The Washington Post
Critic rating
Neighborhood: Courthouse
Cuisine: Steakhouse
Price: $$ ($15-$24)
Sound check: 77 decibels (Must speak with raised voice)
Michael Landrum is the man behind the continually expanding Ray’s empire.
Our Review

By Tom Sietsema
Sunday, May 20, 2012

Then: The poor man's Morton's (2009)
Again: Morton's, move over

One of the hardest details for a restaurant to nail is consistency. Ray's The Steaks offers reliable sizzle. Even though we haven't had a date in a while, the Arlington steakhouse I remember for its wide variety of cuts, family-style side dishes, carefully chosen wines and easygoing service sticks admirably close to the original recipe written by owner Michael Landrum.

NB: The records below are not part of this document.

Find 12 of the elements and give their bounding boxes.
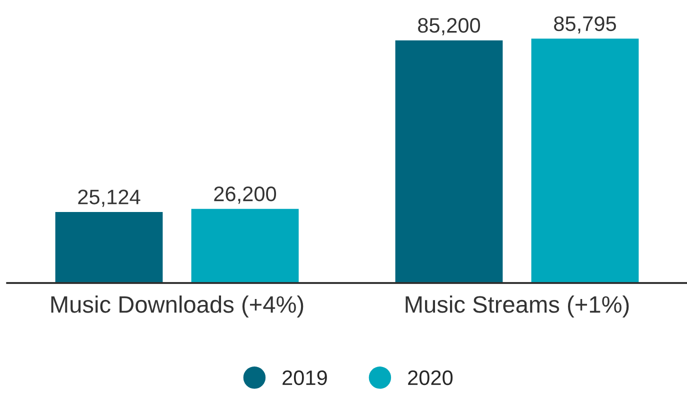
bar <box>530 37 640 283</box>
bar <box>54 210 164 283</box>
bar <box>190 207 300 283</box>
data-label: 85,795 <box>554 16 616 34</box>
x-tick-label: Music Streams (+1%) <box>406 296 629 318</box>
data-label: 26,200 <box>214 186 276 204</box>
data-label: 85,200 <box>418 18 480 36</box>
bar <box>394 38 504 283</box>
x-tick-label: Music Downloads (+4%) <box>51 296 304 318</box>
data-label: 25,124 <box>78 190 140 207</box>
legend-label: 2020 <box>408 370 453 386</box>
legend-label: 2019 <box>282 370 327 386</box>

Ray's short list of appetizers includes tasty blackened scampi, sherry-laced crab bisque and "devilishly good" deviled eggs stuffed with steak tartare that aren't nearly as generous as on my last visit. This time, the eggs tasted mostly of capers and yolk.

Next visit, I'm cutting right to the meat of the matter. I'm partial to the restaurant's "butcher" (proprietary) selections, cuts overlooked in a lot of meat markets. They include the ropy-but-succulent onglet and the crown of rib-eye known as calette, the latter enriched with a coin of shallot butter. As ever, you can upgrade to dry-aged, bone-in steaks.

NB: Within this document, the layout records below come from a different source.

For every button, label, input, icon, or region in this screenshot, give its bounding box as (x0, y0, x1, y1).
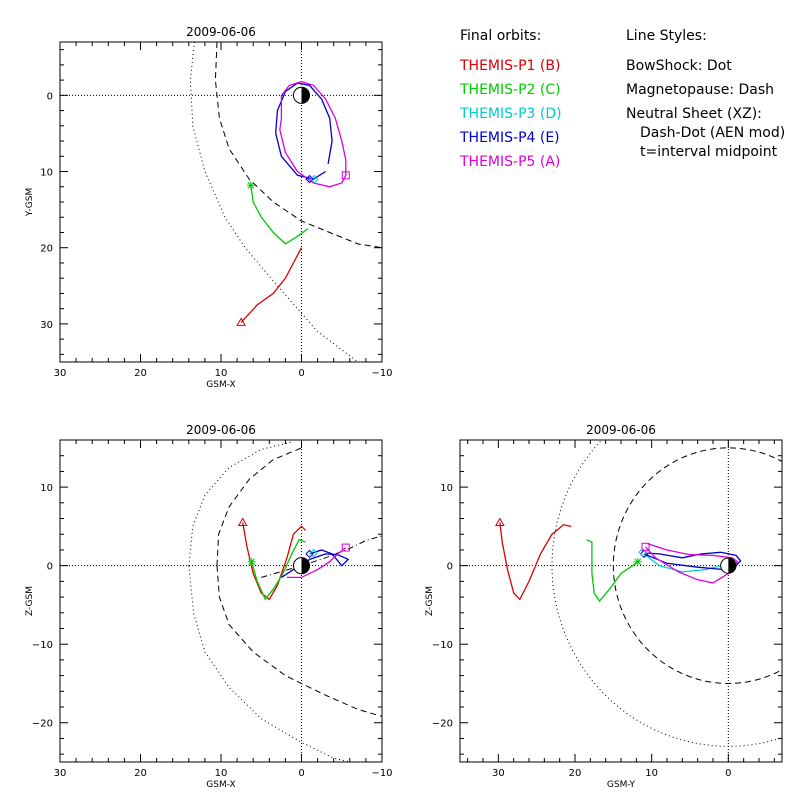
start-marker-2 (633, 557, 642, 566)
x-tick-label: 30 (54, 368, 67, 379)
legend-style-magnetopause: Magnetopause: Dash (626, 82, 774, 98)
plot-frame (459, 439, 783, 763)
x-tick-label: 30 (54, 768, 67, 779)
orbit-line-p2 (586, 539, 639, 603)
legend-style-neutral-sheet: Neutral Sheet (XZ): (626, 106, 762, 122)
legend-orbits-title: Final orbits: (460, 28, 541, 44)
orbit-line-p2 (250, 185, 309, 245)
orbit-line-p4 (643, 551, 742, 571)
y-tick-label: −20 (32, 719, 53, 730)
start-marker-1 (237, 517, 248, 526)
plot-area (460, 440, 782, 762)
start-marker-4 (638, 548, 647, 557)
magnetopause-line (216, 447, 302, 566)
magnetopause-line (214, 42, 382, 249)
y-axis-label: Z-GSM (425, 586, 435, 616)
start-marker-5 (341, 171, 350, 180)
legend-probe-p3: THEMIS-P3 (D) (459, 106, 562, 122)
start-marker-4 (310, 174, 319, 184)
y-tick-label: 10 (40, 168, 53, 179)
earth-night-side (301, 87, 310, 104)
start-marker-2 (247, 557, 256, 566)
legend: Final orbits: THEMIS-P1 (B) THEMIS-P2 (C… (459, 28, 785, 170)
bowshock-circle (551, 440, 782, 747)
legend-style-dash-dot: Dash-Dot (AEN mod) (640, 125, 785, 141)
y-tick-label: 0 (47, 91, 53, 102)
earth-night-side (728, 557, 736, 574)
y-tick-label: 0 (47, 562, 53, 573)
y-axis-label: Y-GSM (25, 188, 35, 217)
x-tick-label: 10 (215, 368, 228, 379)
start-marker-5 (641, 542, 650, 551)
x-tick-label: 10 (215, 768, 228, 779)
x-tick-label: −10 (371, 768, 392, 779)
orbit-panel-1: 30 20 10 0 −10 0 10 20 30 2009-06-06 GSM-X Y-GSM (25, 25, 393, 390)
y-tick-label: 30 (40, 320, 53, 331)
panel-title: 2009-06-06 (186, 423, 256, 437)
start-marker-3 (305, 549, 314, 559)
bowshock-line-lower (188, 565, 350, 762)
start-marker-3 (639, 549, 649, 559)
panel-title: 2009-06-06 (586, 423, 656, 437)
y-tick-label: −10 (432, 640, 453, 651)
start-marker-2 (246, 181, 255, 190)
plot-area (60, 440, 382, 762)
legend-probe-p1: THEMIS-P1 (B) (459, 58, 560, 74)
neutral-sheet-line (261, 535, 382, 578)
panel-title: 2009-06-06 (186, 25, 256, 39)
bowshock-line (189, 42, 359, 362)
legend-probe-p4: THEMIS-P4 (E) (459, 130, 560, 146)
legend-probe-p5: THEMIS-P5 (A) (459, 154, 560, 170)
x-tick-label: 30 (492, 768, 505, 779)
orbit-panel-2: 30 20 10 0 −10 10 0 −10 −20 2009-06-06 GSM-X Z-GSM (25, 423, 393, 790)
y-axis-label: Z-GSM (25, 586, 35, 616)
orbit-line-p4 (275, 82, 333, 180)
start-marker-1 (236, 317, 246, 326)
panels-group: 30 20 10 0 −10 0 10 20 30 2009-06-06 GSM-X Y-GSM 30 2… (25, 25, 783, 790)
orbit-line-p5 (287, 547, 347, 579)
x-tick-label: 10 (645, 768, 658, 779)
magnetopause-circle (612, 447, 782, 684)
orbit-line-p2 (250, 538, 306, 601)
x-tick-label: 20 (134, 368, 147, 379)
start-marker-5 (341, 543, 350, 552)
plot-area (60, 42, 382, 362)
y-tick-label: −10 (32, 640, 53, 651)
orbit-line-p5 (279, 80, 347, 188)
x-tick-label: −10 (371, 368, 392, 379)
y-tick-label: −20 (432, 719, 453, 730)
x-axis-label: GSM-X (206, 780, 235, 790)
start-marker-1 (495, 517, 505, 526)
legend-styles-title: Line Styles: (626, 28, 707, 44)
bowshock-line (188, 441, 294, 566)
x-tick-label: 0 (725, 768, 731, 779)
y-tick-label: 10 (40, 483, 53, 494)
legend-style-interval: t=interval midpoint (640, 144, 778, 160)
x-axis-label: GSM-X (206, 380, 235, 390)
orbit-line-p1 (240, 247, 303, 323)
plot-frame (59, 41, 383, 363)
start-marker-4 (309, 548, 318, 558)
x-tick-label: 20 (134, 768, 147, 779)
orbit-line-p1 (499, 522, 572, 601)
x-tick-label: 20 (569, 768, 582, 779)
y-tick-label: 10 (440, 483, 453, 494)
legend-style-bowshock: BowShock: Dot (626, 58, 732, 74)
legend-probe-p2: THEMIS-P2 (C) (459, 82, 561, 98)
orbit-panel-3: 30 20 10 0 10 0 −10 −20 2009-06-06 GSM-Y Z-GSM (425, 423, 783, 790)
x-axis-label: GSM-Y (607, 780, 636, 790)
magnetopause-line-lower (216, 565, 382, 717)
y-tick-label: 0 (447, 562, 453, 573)
earth-night-side (301, 557, 310, 574)
x-tick-label: 0 (298, 768, 304, 779)
x-tick-label: 0 (298, 368, 304, 379)
y-tick-label: 20 (40, 244, 53, 255)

New since my last gorge: Grass-fed beef from a Virginia farm, which I experienced as a fist-size, lean-tasting, 10-ounce sirloin of satisfaction at the suggestion of my server. "I'd rather eat meat from happy cows," she said, explaining why she steered me away from the Midwestern competition.

Friends and I washed back the entrees with the aptly named Racy, a peppery, cherry-bright blend of cabernet sauvignon, cabernet franc and zinfandel from Naughty Cellars in Napa Valley.

The creamed spinach doesn't stint on garlic, and the mashed potatoes aren't shy on butter. Included in the cost of an entree, they make perfect sidekicks.

Cheesecake from Carnegie Deli in New York is a suitably Sybaritic way to end a beefy, buttery dinner, but I actually prefer the Key lime pie baked in-house. There's (dense) chocolate mousse, too, in three shades of chocolate: white, milk and dark.

Dishes are occasionally auctioned off ("Who gets the rib-eye?"), and the decor is consciously neutral. But if you've come for a soup-to-nuts steak experience that won't force you to choose between meat and the rent, the always-busy Ray's The Steaks is what you want to squeeze into for dinner.